Following on from my previous work on fixing the way in which the UDP socket is opened for receiving notification messages I have been looking at why the LCFG component just hangs when the rdxprof process fails to daemonise.
It turns out that the LCFG client component uses an obscure ngeneric feature of the
Start function which is that the final step is to call a
StartWait function if it has been defined. In the client component this
StartWait function sits waiting forever for a client context change even when the rdxprof process failed to start…
I think the problem comes from an expectation that the call to the
Daemon function, which starts and backgrounds the rdxprof process, will fail if rdxprof fails to run. It does not fail (
$? is zero) and the PID of the rdxprof process is always accessible through the
$! variable, even if it was very short-lived.

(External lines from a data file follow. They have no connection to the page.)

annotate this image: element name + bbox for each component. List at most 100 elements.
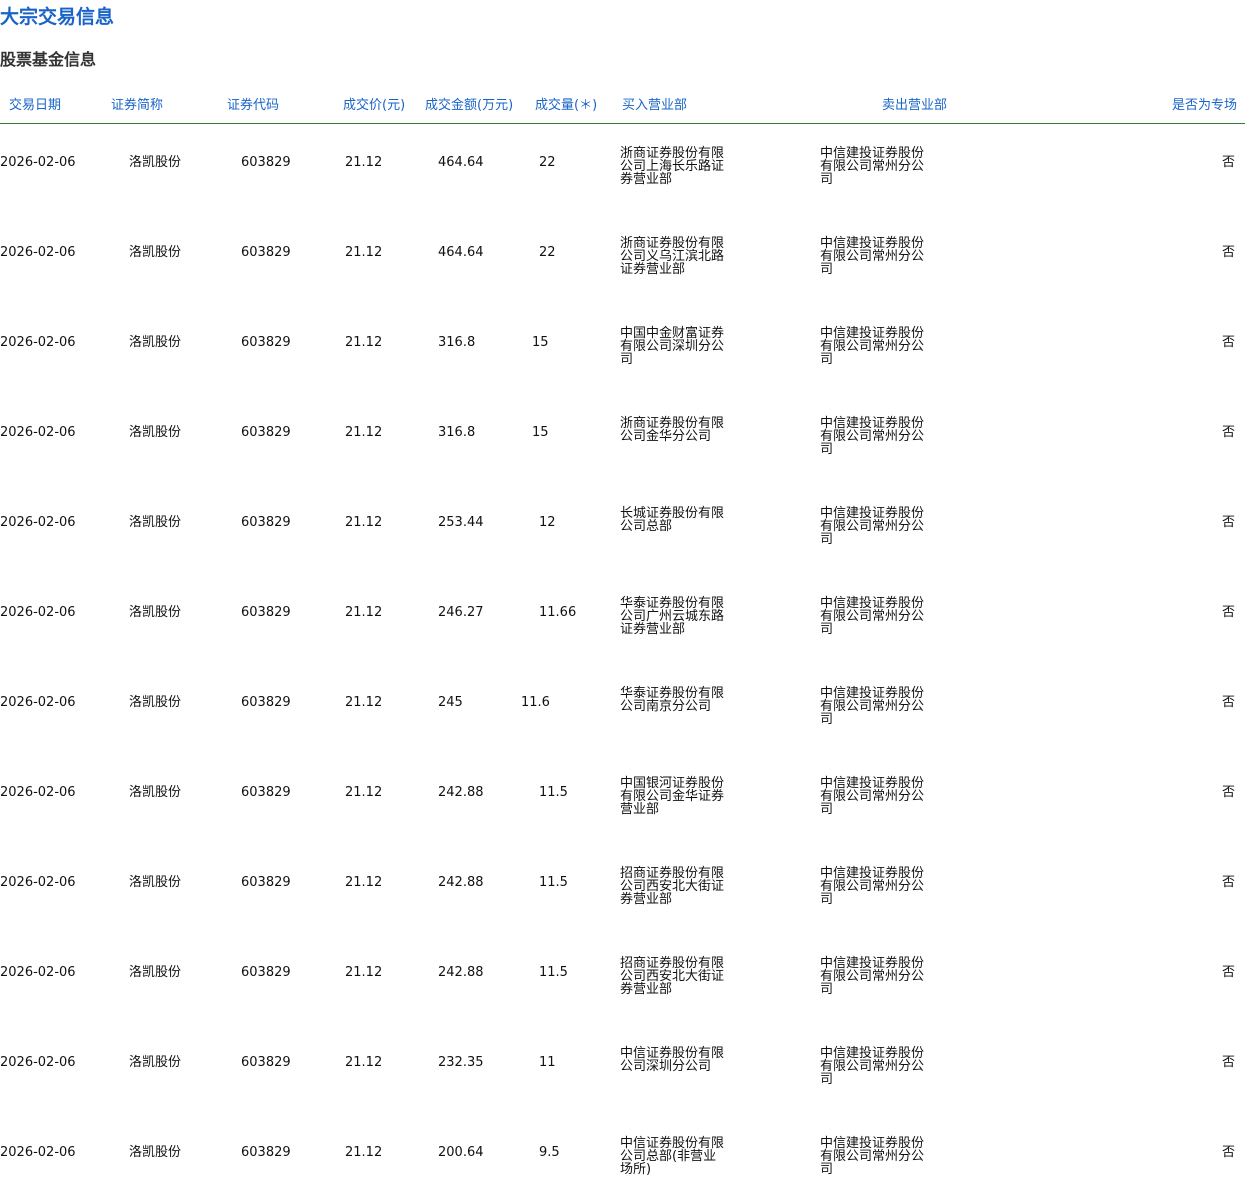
page-title: 大宗交易信息 xyxy=(0,6,115,28)
cell-sell-branch: 中信建投证券股份有限公司常州分公司 xyxy=(820,1136,925,1177)
cell-special-flag: 否 xyxy=(1221,1145,1235,1160)
cell-sell-branch: 中信建投证券股份有限公司常州分公司 xyxy=(820,686,925,727)
cell-volume: 11.5 xyxy=(539,785,568,800)
cell-buy-branch: 华泰证券股份有限公司广州云城东路证券营业部 xyxy=(620,596,725,637)
cell-security-name: 洛凯股份 xyxy=(129,695,182,710)
cell-sell-branch: 中信建投证券股份有限公司常州分公司 xyxy=(820,506,925,547)
cell-buy-branch: 中信证券股份有限公司总部(非营业场所) xyxy=(620,1136,725,1177)
table-row[interactable]: 2026-02-06 洛凯股份 603829 21.12 464.64 22 浙商证券股份有… xyxy=(0,118,1245,208)
cell-price: 21.12 xyxy=(345,515,383,530)
cell-volume: 11.5 xyxy=(539,875,568,890)
cell-amount: 242.88 xyxy=(438,785,484,800)
cell-sell-branch: 中信建投证券股份有限公司常州分公司 xyxy=(820,236,925,277)
cell-sell-branch: 中信建投证券股份有限公司常州分公司 xyxy=(820,326,925,367)
cell-security-code: 603829 xyxy=(241,515,291,530)
block-trade-page: 大宗交易信息 股票基金信息 交易日期 证券简称 证券代码 成交价(元) 成交金额… xyxy=(0,0,1245,1204)
cell-buy-branch: 浙商证券股份有限公司义乌江滨北路证券营业部 xyxy=(620,236,725,277)
cell-security-name: 洛凯股份 xyxy=(129,155,182,170)
cell-price: 21.12 xyxy=(345,335,383,350)
cell-price: 21.12 xyxy=(345,245,383,260)
cell-security-code: 603829 xyxy=(241,605,291,620)
cell-trade-date: 2026-02-06 xyxy=(0,335,76,350)
cell-special-flag: 否 xyxy=(1221,515,1235,530)
cell-trade-date: 2026-02-06 xyxy=(0,425,76,440)
cell-security-code: 603829 xyxy=(241,245,291,260)
cell-security-name: 洛凯股份 xyxy=(129,875,182,890)
cell-price: 21.12 xyxy=(345,875,383,890)
cell-amount: 253.44 xyxy=(438,515,484,530)
table-row[interactable]: 2026-02-06 洛凯股份 603829 21.12 316.8 15 中国中金财富证券… xyxy=(0,298,1245,388)
cell-trade-date: 2026-02-06 xyxy=(0,965,76,980)
header-buy-branch[interactable]: 买入营业部 xyxy=(622,97,687,115)
table-row[interactable]: 2026-02-06 洛凯股份 603829 21.12 242.88 11.5 招商证券股… xyxy=(0,928,1245,1018)
cell-amount: 246.27 xyxy=(438,605,484,620)
cell-price: 21.12 xyxy=(345,425,383,440)
cell-price: 21.12 xyxy=(345,965,383,980)
cell-volume: 11.6 xyxy=(521,695,550,710)
cell-amount: 316.8 xyxy=(438,425,476,440)
table-row[interactable]: 2026-02-06 洛凯股份 603829 21.12 242.88 11.5 中国银河证… xyxy=(0,748,1245,838)
cell-buy-branch: 浙商证券股份有限公司上海长乐路证券营业部 xyxy=(620,146,725,187)
header-security-code[interactable]: 证券代码 xyxy=(227,97,279,115)
cell-amount: 464.64 xyxy=(438,245,484,260)
table-row[interactable]: 2026-02-06 洛凯股份 603829 21.12 246.27 11.66 华泰证券… xyxy=(0,568,1245,658)
cell-special-flag: 否 xyxy=(1221,875,1235,890)
cell-security-code: 603829 xyxy=(241,1145,291,1160)
table-row[interactable]: 2026-02-06 洛凯股份 603829 21.12 316.8 15 浙商证券股份有限… xyxy=(0,388,1245,478)
cell-sell-branch: 中信建投证券股份有限公司常州分公司 xyxy=(820,776,925,817)
cell-special-flag: 否 xyxy=(1221,695,1235,710)
cell-buy-branch: 中信证券股份有限公司深圳分公司 xyxy=(620,1046,725,1074)
cell-volume: 15 xyxy=(532,425,549,440)
cell-trade-date: 2026-02-06 xyxy=(0,1145,76,1160)
cell-buy-branch: 招商证券股份有限公司西安北大街证券营业部 xyxy=(620,866,725,907)
cell-security-name: 洛凯股份 xyxy=(129,1055,182,1070)
cell-trade-date: 2026-02-06 xyxy=(0,695,76,710)
table-row[interactable]: 2026-02-06 洛凯股份 603829 21.12 200.64 9.5 中信证券股份… xyxy=(0,1108,1245,1198)
cell-amount: 242.88 xyxy=(438,875,484,890)
cell-buy-branch: 中国银河证券股份有限公司金华证券营业部 xyxy=(620,776,725,817)
header-special-flag[interactable]: 是否为专场 xyxy=(1172,97,1237,115)
cell-trade-date: 2026-02-06 xyxy=(0,245,76,260)
header-sell-branch[interactable]: 卖出营业部 xyxy=(882,97,947,115)
cell-security-name: 洛凯股份 xyxy=(129,335,182,350)
cell-amount: 464.64 xyxy=(438,155,484,170)
cell-special-flag: 否 xyxy=(1221,155,1235,170)
cell-security-code: 603829 xyxy=(241,155,291,170)
table-row[interactable]: 2026-02-06 洛凯股份 603829 21.12 232.35 11 中信证券股份有… xyxy=(0,1018,1245,1108)
cell-amount: 316.8 xyxy=(438,335,476,350)
cell-amount: 242.88 xyxy=(438,965,484,980)
header-security-name[interactable]: 证券简称 xyxy=(111,97,163,115)
header-volume[interactable]: 成交量(＊) xyxy=(535,97,597,115)
header-price[interactable]: 成交价(元) xyxy=(343,97,405,115)
cell-security-name: 洛凯股份 xyxy=(129,785,182,800)
table-row[interactable]: 2026-02-06 洛凯股份 603829 21.12 464.64 22 浙商证券股份有… xyxy=(0,208,1245,298)
cell-volume: 22 xyxy=(539,245,556,260)
cell-sell-branch: 中信建投证券股份有限公司常州分公司 xyxy=(820,866,925,907)
cell-sell-branch: 中信建投证券股份有限公司常州分公司 xyxy=(820,956,925,997)
cell-price: 21.12 xyxy=(345,1145,383,1160)
table-row[interactable]: 2026-02-06 洛凯股份 603829 21.12 242.88 11.5 招商证券股… xyxy=(0,838,1245,928)
table-row[interactable]: 2026-02-06 洛凯股份 603829 21.12 253.44 12 长城证券股份有… xyxy=(0,478,1245,568)
cell-volume: 15 xyxy=(532,335,549,350)
header-trade-date[interactable]: 交易日期 xyxy=(9,97,61,115)
cell-volume: 11 xyxy=(539,1055,556,1070)
cell-security-name: 洛凯股份 xyxy=(129,245,182,260)
cell-buy-branch: 华泰证券股份有限公司南京分公司 xyxy=(620,686,725,714)
cell-price: 21.12 xyxy=(345,1055,383,1070)
cell-trade-date: 2026-02-06 xyxy=(0,605,76,620)
cell-buy-branch: 浙商证券股份有限公司金华分公司 xyxy=(620,416,725,444)
cell-security-code: 603829 xyxy=(241,335,291,350)
cell-security-name: 洛凯股份 xyxy=(129,605,182,620)
cell-buy-branch: 招商证券股份有限公司西安北大街证券营业部 xyxy=(620,956,725,997)
cell-price: 21.12 xyxy=(345,785,383,800)
cell-volume: 22 xyxy=(539,155,556,170)
cell-volume: 12 xyxy=(539,515,556,530)
cell-sell-branch: 中信建投证券股份有限公司常州分公司 xyxy=(820,1046,925,1087)
header-amount[interactable]: 成交金额(万元) xyxy=(425,97,513,115)
cell-volume: 11.66 xyxy=(539,605,577,620)
cell-security-code: 603829 xyxy=(241,875,291,890)
cell-security-code: 603829 xyxy=(241,965,291,980)
cell-price: 21.12 xyxy=(345,155,383,170)
cell-security-code: 603829 xyxy=(241,785,291,800)
table-row[interactable]: 2026-02-06 洛凯股份 603829 21.12 245 11.6 华泰证券股份有限… xyxy=(0,658,1245,748)
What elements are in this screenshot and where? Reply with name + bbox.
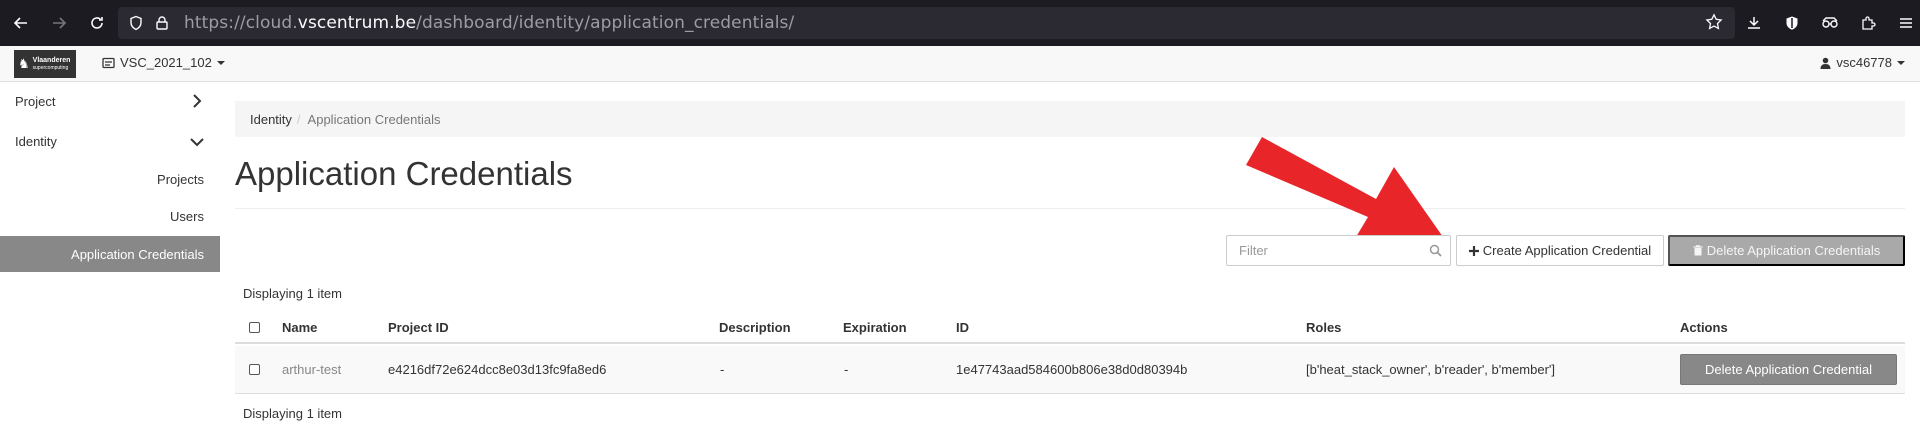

There is, thankfully, a very simple solution here. The client component already has a
IsProcessRunning function which can be used to check if the process associated with a PID is still active. This has to be used carefully, I have put a short sleep after the daemonisation stage to ensure that the process is fully started before doing the check. The check is also fairly naive so there is the slight risk that if the system is under resource pressure the rdxprof process could fail and then the PID could be immediately reused. For now I think it’s reasonable to just accept the risks attached and revisit the issue later if it causes us problems. Associated with this, clearly the
StartWait function really ought to eventually give up.